There are all sorts of other issues about the trial that make it very difficult to maintain that ‘the authors made every effort to ensure that research was conducted to a high standard’. For instance, an objective measure of activity could have been built into the primary outcome in the way the American College of Rheumatology measure for arthritis trials combined objective and subjective components using multiple thresholds. But we have minutes from a PACE committee meeting where it was decided to abandon such a measure for PACE because previous studies had not shown a positive change in response to treatment. And so on…
I do not see how we can escape the conclusion that the supervision of PACE was not competent. Some people may have to eat humble pie but too much is at stake for that to be a consideration. The lapse seems surprising but may be explained by too much focus being put on statistical and structural issues and not enough on practical psychological realities…

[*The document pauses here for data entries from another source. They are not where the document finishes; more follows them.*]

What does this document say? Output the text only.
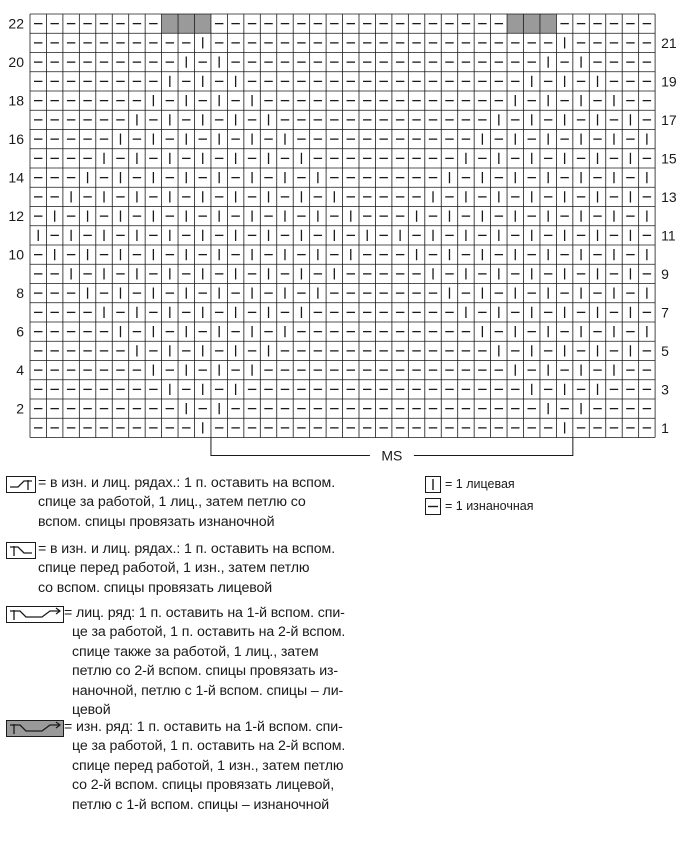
22
20
18
16
14
12
10
8
6
4
2
21
19
17
15
13
11
9
7
5
3
1
MS
= в изн. и лиц. рядах.: 1 п. оставить на вспом.
спице за работой, 1 лиц., затем петлю со
вспом. спицы провязать изнаночной
= в изн. и лиц. рядах.: 1 п. оставить на вспом.
спице перед работой, 1 изн., затем петлю
со вспом. спицы провязать лицевой
= лиц. ряд: 1 п. оставить на 1-й вспом. спи-
це за работой, 1 п. оставить на 2-й вспом.
спице также за работой, 1 лиц., затем
петлю со 2-й вспом. спицы провязать из-
наночной, петлю с 1-й вспом. спицы – ли-
цевой
= изн. ряд: 1 п. оставить на 1-й вспом. спи-
це за работой, 1 п. оставить на 2-й вспом.
спице перед работой, 1 изн., затем петлю
со 2-й вспом. спицы провязать лицевой,
петлю с 1-й вспом. спицы – изнаночной
= 1 лицевая
= 1 изнаночная
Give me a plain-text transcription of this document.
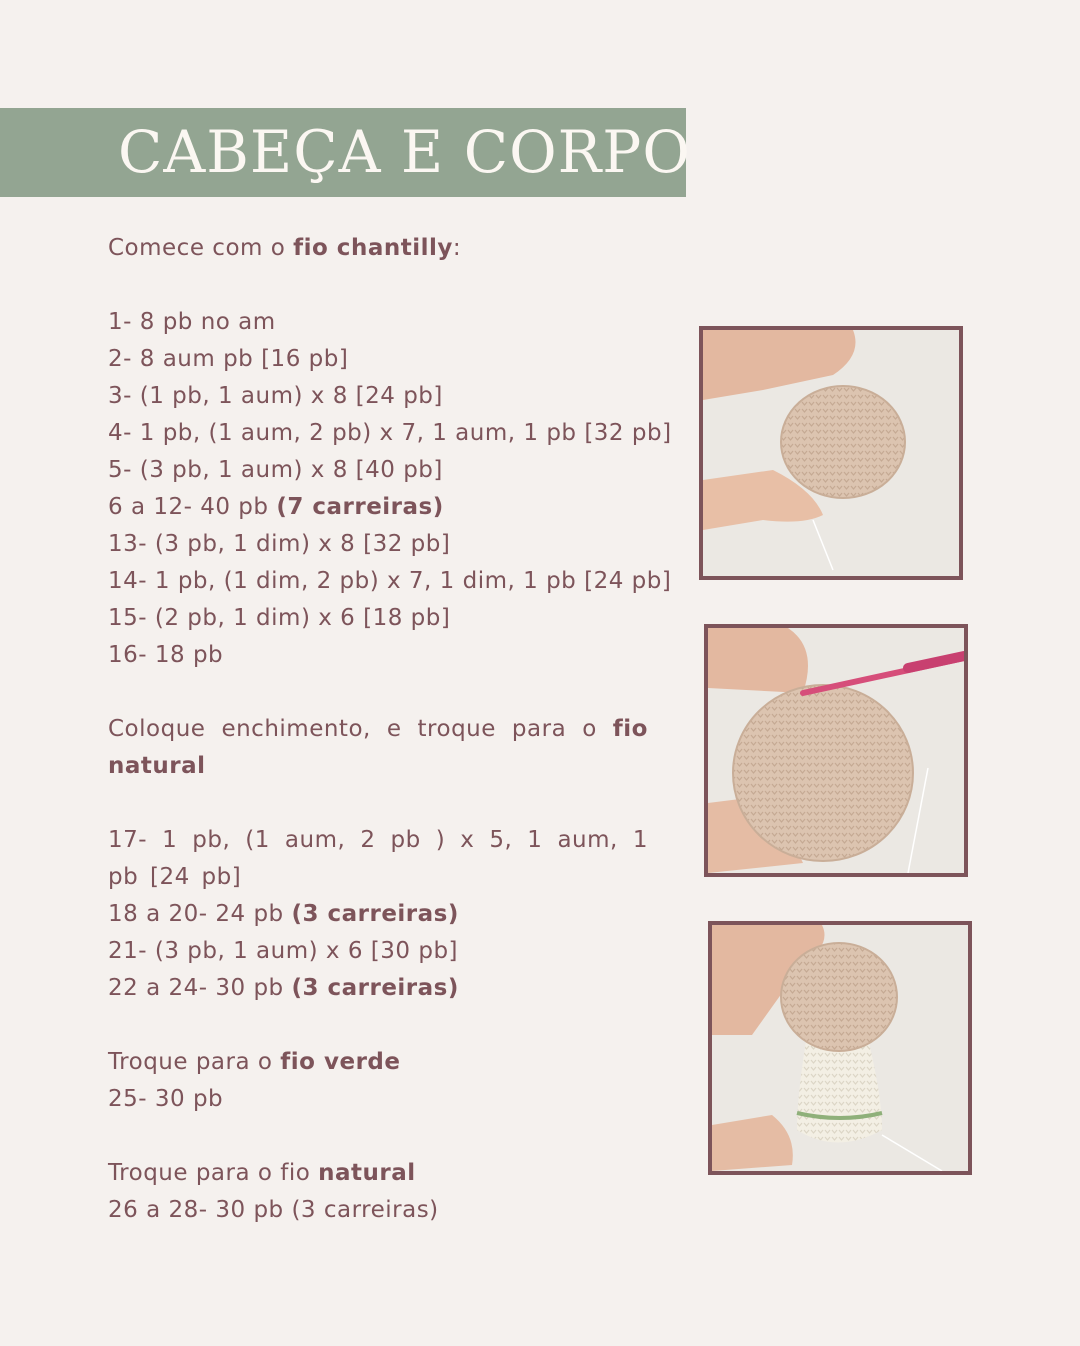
CABEÇA E CORPO
Comece com o fio chantilly:
1- 8 pb no am
2- 8 aum pb [16 pb]
3- (1 pb, 1 aum) x 8 [24 pb]
4- 1 pb, (1 aum, 2 pb) x 7, 1 aum, 1 pb [32 pb]
5- (3 pb, 1 aum) x 8 [40 pb]
6 a 12- 40 pb (7 carreiras)
13- (3 pb, 1 dim) x 8 [32 pb]
14- 1 pb, (1 dim, 2 pb) x 7, 1 dim, 1 pb [24 pb]
15- (2 pb, 1 dim) x 6 [18 pb]
16- 18 pb
Coloque enchimento, e troque para o fio natural
17- 1 pb, (1 aum, 2 pb ) x 5, 1 aum, 1 pb [24 pb]
18 a 20- 24 pb (3 carreiras)
21- (3 pb, 1 aum) x 6 [30 pb]
22 a 24- 30 pb (3 carreiras)
Troque para o fio verde
25- 30 pb
Troque para o fio natural
26 a 28- 30 pb (3 carreiras)
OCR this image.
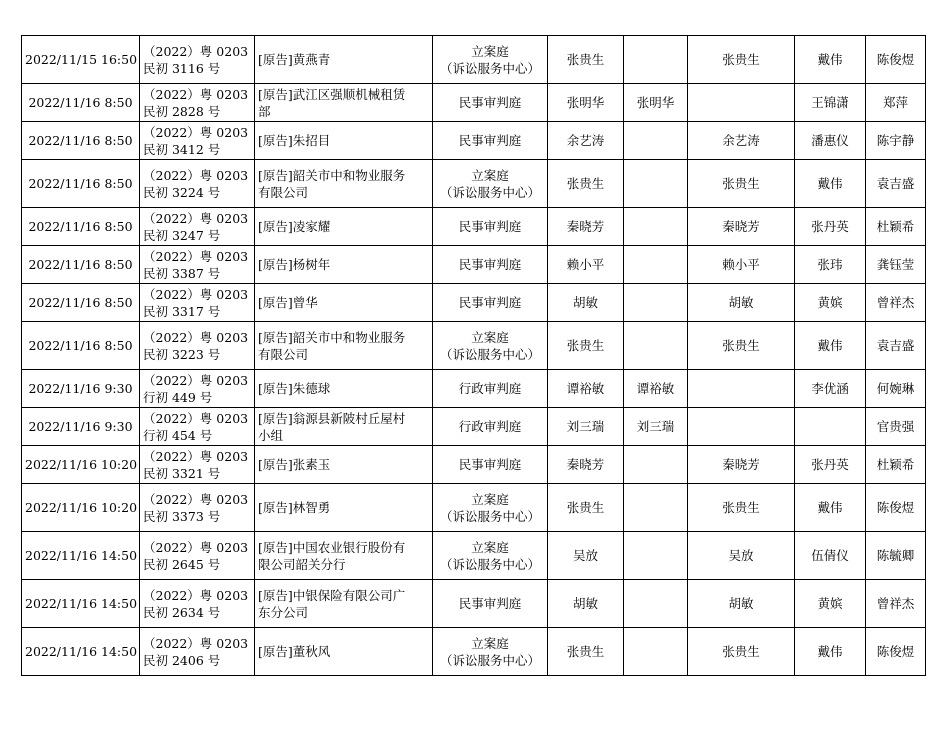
2022/11/15 16:50	（2022）粤 0203
民初 3116 号	[原告]黄燕青	立案庭
（诉讼服务中心）	张贵生		张贵生	戴伟	陈俊煜
2022/11/16 8:50	（2022）粤 0203
民初 2828 号	[原告]武江区强顺机械租赁
部	民事审判庭	张明华	张明华		王锦潇	郑萍
2022/11/16 8:50	（2022）粤 0203
民初 3412 号	[原告]朱招目	民事审判庭	余艺涛		余艺涛	潘惠仪	陈宇静
2022/11/16 8:50	（2022）粤 0203
民初 3224 号	[原告]韶关市中和物业服务
有限公司	立案庭
（诉讼服务中心）	张贵生		张贵生	戴伟	袁吉盛
2022/11/16 8:50	（2022）粤 0203
民初 3247 号	[原告]凌家耀	民事审判庭	秦晓芳		秦晓芳	张丹英	杜颖希
2022/11/16 8:50	（2022）粤 0203
民初 3387 号	[原告]杨树年	民事审判庭	赖小平		赖小平	张玮	龚钰莹
2022/11/16 8:50	（2022）粤 0203
民初 3317 号	[原告]曾华	民事审判庭	胡敏		胡敏	黄嫔	曾祥杰
2022/11/16 8:50	（2022）粤 0203
民初 3223 号	[原告]韶关市中和物业服务
有限公司	立案庭
（诉讼服务中心）	张贵生		张贵生	戴伟	袁吉盛
2022/11/16 9:30	（2022）粤 0203
行初 449 号	[原告]朱德球	行政审判庭	谭裕敏	谭裕敏		李优涵	何婉琳
2022/11/16 9:30	（2022）粤 0203
行初 454 号	[原告]翁源县新陂村丘屋村
小组	行政审判庭	刘三瑞	刘三瑞			官贵强
2022/11/16 10:20	（2022）粤 0203
民初 3321 号	[原告]张素玉	民事审判庭	秦晓芳		秦晓芳	张丹英	杜颖希
2022/11/16 10:20	（2022）粤 0203
民初 3373 号	[原告]林智勇	立案庭
（诉讼服务中心）	张贵生		张贵生	戴伟	陈俊煜
2022/11/16 14:50	（2022）粤 0203
民初 2645 号	[原告]中国农业银行股份有
限公司韶关分行	立案庭
（诉讼服务中心）	吴放		吴放	伍倩仪	陈毓卿
2022/11/16 14:50	（2022）粤 0203
民初 2634 号	[原告]中银保险有限公司广
东分公司	民事审判庭	胡敏		胡敏	黄嫔	曾祥杰
2022/11/16 14:50	（2022）粤 0203
民初 2406 号	[原告]董秋风	立案庭
（诉讼服务中心）	张贵生		张贵生	戴伟	陈俊煜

In the longer term, PACE continues to have a disastrous effect on clinical care, equally relevant to research. It seems likely that treatments are being provided that do not work and cause distress. PACE is a major prop for the £1B expansion of so-called evidence-based therapies proposed now not just for ME but for any unexplained symptoms. The more I see the more I suspect none of this ‘evidence’ means much. Even Simon Wessely, who helped set PACE in train, is looking on, like the Sourcerer’s Apprentice, as PACE is used to underpin subcontracting care to providers whose staff are not even formally trained in CBT, let alone have useful knowledge of the illness. Commissioning groups are dispensing with physician contact. Whereas in the past physicians like Stephen and I could gain experience with the clinical picture and ponder possible causes we are faced with a future in which nobody even knows what the problem is that requires scientific input.

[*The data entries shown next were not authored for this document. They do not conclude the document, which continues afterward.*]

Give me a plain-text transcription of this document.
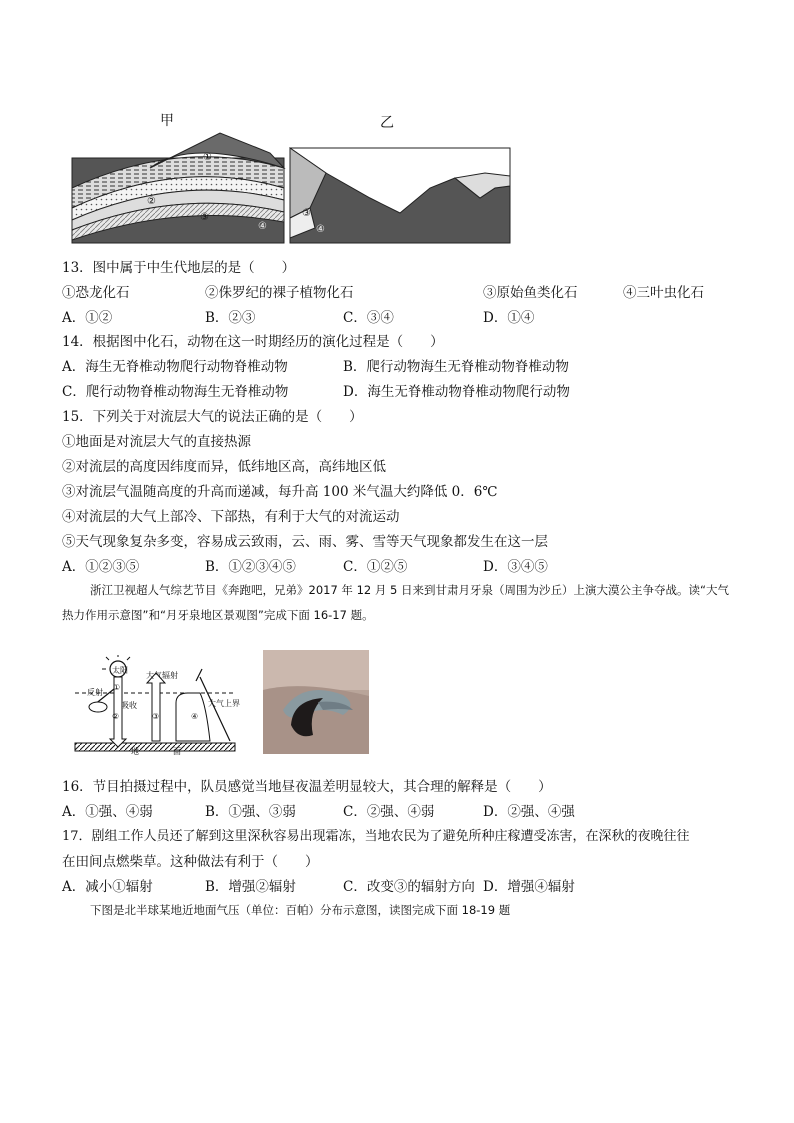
甲	乙
①
②
③
④
③
④
13．图中属于中生代地层的是（　　）
①恐龙化石	②侏罗纪的裸子植物化石	③原始鱼类化石	④三叶虫化石
A．①②	B．②③	C．③④	D．①④
14．根据图中化石，动物在这一时期经历的演化过程是（　　）
A．海生无脊椎动物爬行动物脊椎动物	B．爬行动物海生无脊椎动物脊椎动物
C．爬行动物脊椎动物海生无脊椎动物	D．海生无脊椎动物脊椎动物爬行动物
15．下列关于对流层大气的说法正确的是（　　）
①地面是对流层大气的直接热源
②对流层的高度因纬度而异，低纬地区高，高纬地区低
③对流层气温随高度的升高而递减，每升高 100 米气温大约降低 0．6℃
④对流层的大气上部冷、下部热，有利于大气的对流运动
⑤天气现象复杂多变，容易成云致雨，云、雨、雾、雪等天气现象都发生在这一层
A．①②③⑤	B．①②③④⑤	C．①②⑤	D．③④⑤
浙江卫视超人气综艺节目《奔跑吧，兄弟》2017 年 12 月 5 日来到甘肃月牙泉（周围为沙丘）上演大漠公主争夺战。读“大气热力作用示意图”和“月牙泉地区景观图”完成下面 16-17 题。
太阳
反射
①
吸收
②
大气辐射
③	④
大气上界
地	面
16．节目拍摄过程中，队员感觉当地昼夜温差明显较大，其合理的解释是（　　）
A．①强、④弱	B．①强、③弱	C．②强、④弱	D．②强、④强
17．剧组工作人员还了解到这里深秋容易出现霜冻，当地农民为了避免所种庄稼遭受冻害，在深秋的夜晚往往
在田间点燃柴草。这种做法有利于（　　）
A．减小①辐射	B．增强②辐射	C．改变③的辐射方向 D．增强④辐射
下图是北半球某地近地面气压（单位：百帕）分布示意图，读图完成下面 18-19 题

NICE are forming a new committee to reassess guidelines for ME/CFS. The outcome of that re-assessment will depend on whether or not evidence quality is put foremost. Cochrane are now realising that all has not been well with systematic reviewing for ME/CFS but re-commissioning reviews will take time. Despite the obvious failings of PACE opinions are still heavily influenced by the stance of establishment bodies like Lancet and MRC. PACE was not competent science and I do not think it is ethical to continue to defend it as such.

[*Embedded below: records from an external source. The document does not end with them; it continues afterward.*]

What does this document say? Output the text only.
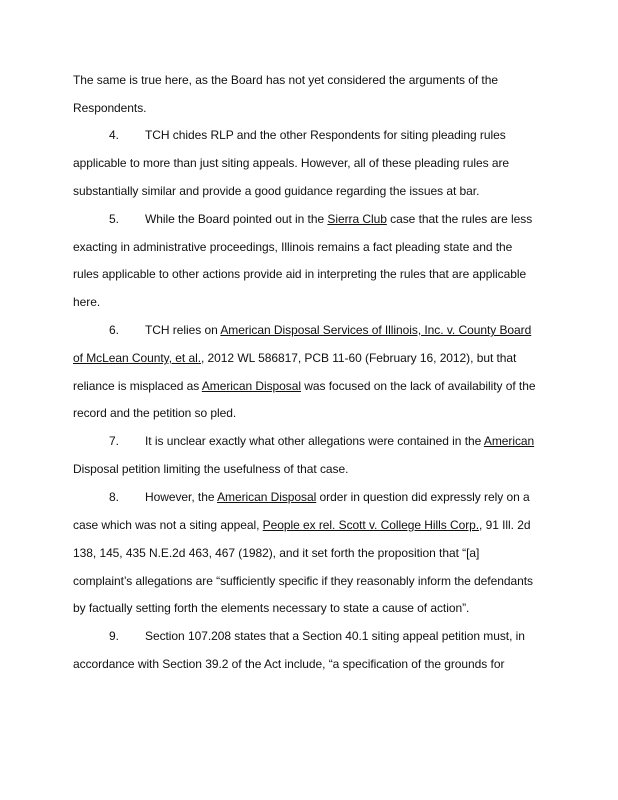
The same is true here, as the Board has not yet considered the arguments of the
Respondents.
4. TCH chides RLP and the other Respondents for siting pleading rules
applicable to more than just siting appeals. However, all of these pleading rules are
substantially similar and provide a good guidance regarding the issues at bar.
5. While the Board pointed out in the Sierra Club case that the rules are less
exacting in administrative proceedings, Illinois remains a fact pleading state and the
rules applicable to other actions provide aid in interpreting the rules that are applicable
here.
6. TCH relies on American Disposal Services of Illinois, Inc. v. County Board
of McLean County, et al., 2012 WL 586817, PCB 11-60 (February 16, 2012), but that
reliance is misplaced as American Disposal was focused on the lack of availability of the
record and the petition so pled.
7. It is unclear exactly what other allegations were contained in the American
Disposal petition limiting the usefulness of that case.
8. However, the American Disposal order in question did expressly rely on a
case which was not a siting appeal, People ex rel. Scott v. College Hills Corp., 91 Ill. 2d
138, 145, 435 N.E.2d 463, 467 (1982), and it set forth the proposition that “[a]
complaint’s allegations are “sufficiently specific if they reasonably inform the defendants
by factually setting forth the elements necessary to state a cause of action”.
9. Section 107.208 states that a Section 40.1 siting appeal petition must, in
accordance with Section 39.2 of the Act include, “a specification of the grounds for
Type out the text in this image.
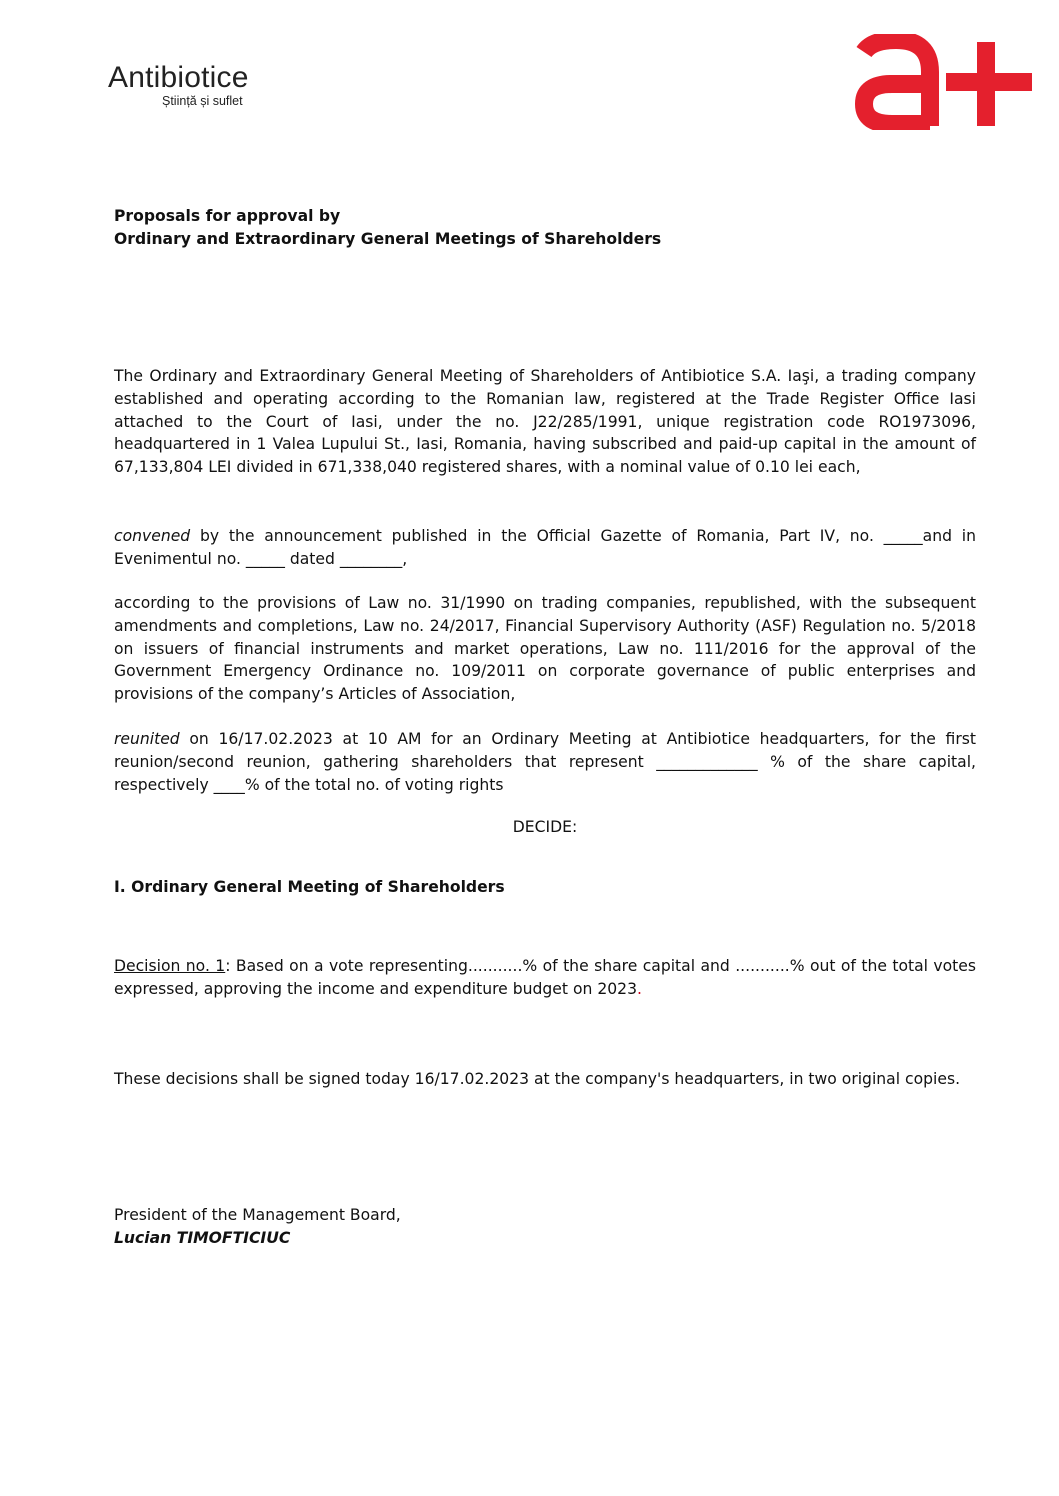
Antibiotice
Știință și suflet
Proposals for approval by
Ordinary and Extraordinary General Meetings of Shareholders

The Ordinary and Extraordinary General Meeting of Shareholders of Antibiotice S.A. Iaşi, a trading company established and operating according to the Romanian law, registered at the Trade Register Office Iasi attached to the Court of Iasi, under the no. J22/285/1991, unique registration code RO1973096, headquartered in 1 Valea Lupului St., Iasi, Romania, having subscribed and paid-up capital in the amount of 67,133,804 LEI divided in 671,338,040 registered shares, with a nominal value of 0.10 lei each,

convened by the announcement published in the Official Gazette of Romania, Part IV, no. _____and in Evenimentul no. _____ dated ________,

according to the provisions of Law no. 31/1990 on trading companies, republished, with the subsequent amendments and completions, Law no. 24/2017, Financial Supervisory Authority (ASF) Regulation no. 5/2018 on issuers of financial instruments and market operations, Law no. 111/2016 for the approval of the Government Emergency Ordinance no. 109/2011 on corporate governance of public enterprises and provisions of the company’s Articles of Association,

reunited on 16/17.02.2023 at 10 AM for an Ordinary Meeting at Antibiotice headquarters, for the first reunion/second reunion, gathering shareholders that represent _____________ % of the share capital, respectively ____% of the total no. of voting rights

DECIDE:
I. Ordinary General Meeting of Shareholders

Decision no. 1: Based on a vote representing...........% of the share capital and ...........% out of the total votes expressed, approving the income and expenditure budget on 2023.

These decisions shall be signed today 16/17.02.2023 at the company's headquarters, in two original copies.

President of the Management Board,
Lucian TIMOFTICIUC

Above all, we need that trust and respect. Both patients and scientists need to feel that there is some form of quality assurance in the science. And the only way I see it coming is if the MRC makes a public statement acknowledging that by any reasonable view of scientific standards the sponsoring of PACE was a serious misjudgement that should have been foreseen. I would like to make a formal, but private, request that such a statement be made. Trust and respect from patients is paramount, but trust and respect within the scientific community is also critically important. It could be achieved very simply.